Some recent examples include one of the endings (of the 3 or 4 false ones) to The Return of the King. Merry, Pippin and Sam find out that they're not only saying goodbye to Bilbo and Gandalf and Galadriel but also Frodo — forever. Seriously, I had to gulp down a sob. And that was the second time I'd seen it. In Prague, even, surrounded by what seemed like bemused and restless Czechs.
I even teared up when the normal folks on the El train in Spider-Man 2 reached out their hands to keep an exhausted Spidey from falling after he'd saved them. I'm nuts, right? Maybe it's only during hokey cinematic moments like these I allow myself to be a blubbering sucker; the rest of the time I'm a blunt asshole.
In a totally different vein during a documentary film I saw yesterday I did more than tear up, I blinked and two thin streams of salty fluid trailed down my cheeks. The moment was not during Michael Moore's Fahrenheit 9/11, although that film provided some harrowing emotional highs as well; no, it was watching Ray Anderson, CEO of Interface, the world’s largest commercial carpet manufacturer, in the amazingly effective and convincing The Corporation, admit to having a Saul-on-the-road-to-Damascus conversion and in a speech to a convention calls himself and fellow CEOs, "plunderers" of the earth. I found it inspiring to hear him argue level-headedly, passionately and eloquently about the necessity of sustainability while making it clear that our current economic system is anything but sustainable.
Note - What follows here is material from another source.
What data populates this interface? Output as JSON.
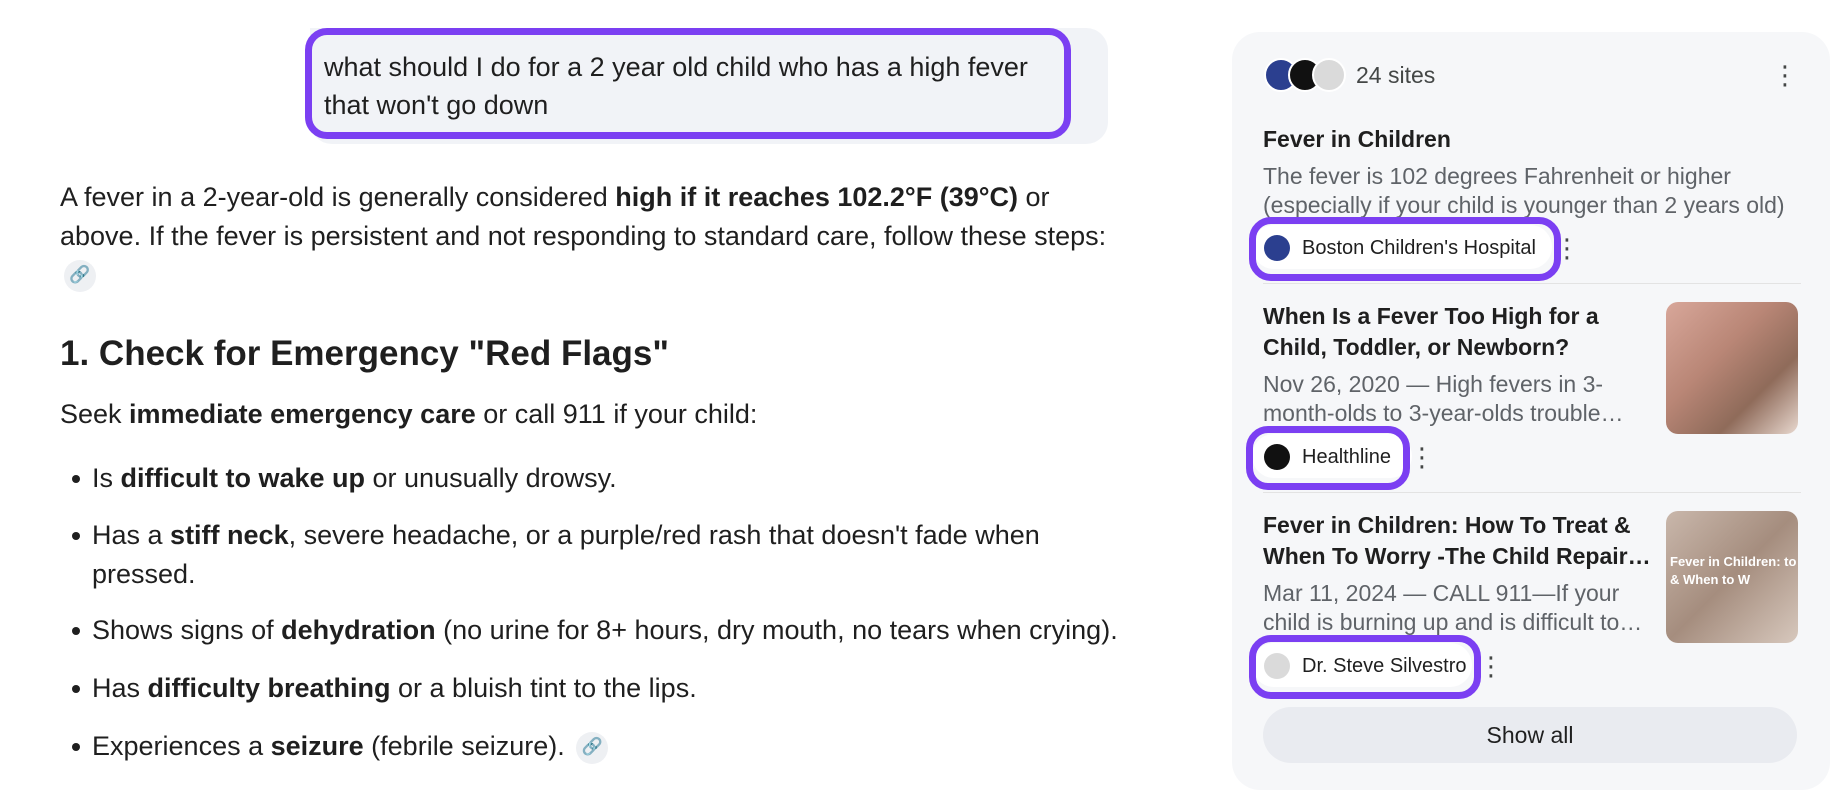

Further, and here I'm paraphrasing: "In the world I want to live in and the world I want to give the children of the future the way I conduct business for profit would be criminal."
Easily as inspiring is the struggle of Bolivian peasants to wrench control of the water of their country — from U. S. corporation Bechtel —redefining it as a human resource and not a commodity. But then, this whole movie is instructive as well as being inventive, coherent and entertaining both as cinema and provocation, even moreso than Moore's film; based on Joel Bakan's book of the same name, The Corporation proves decisively that the documentary form is the most vibrant and vital it's been worldwide in quite some time.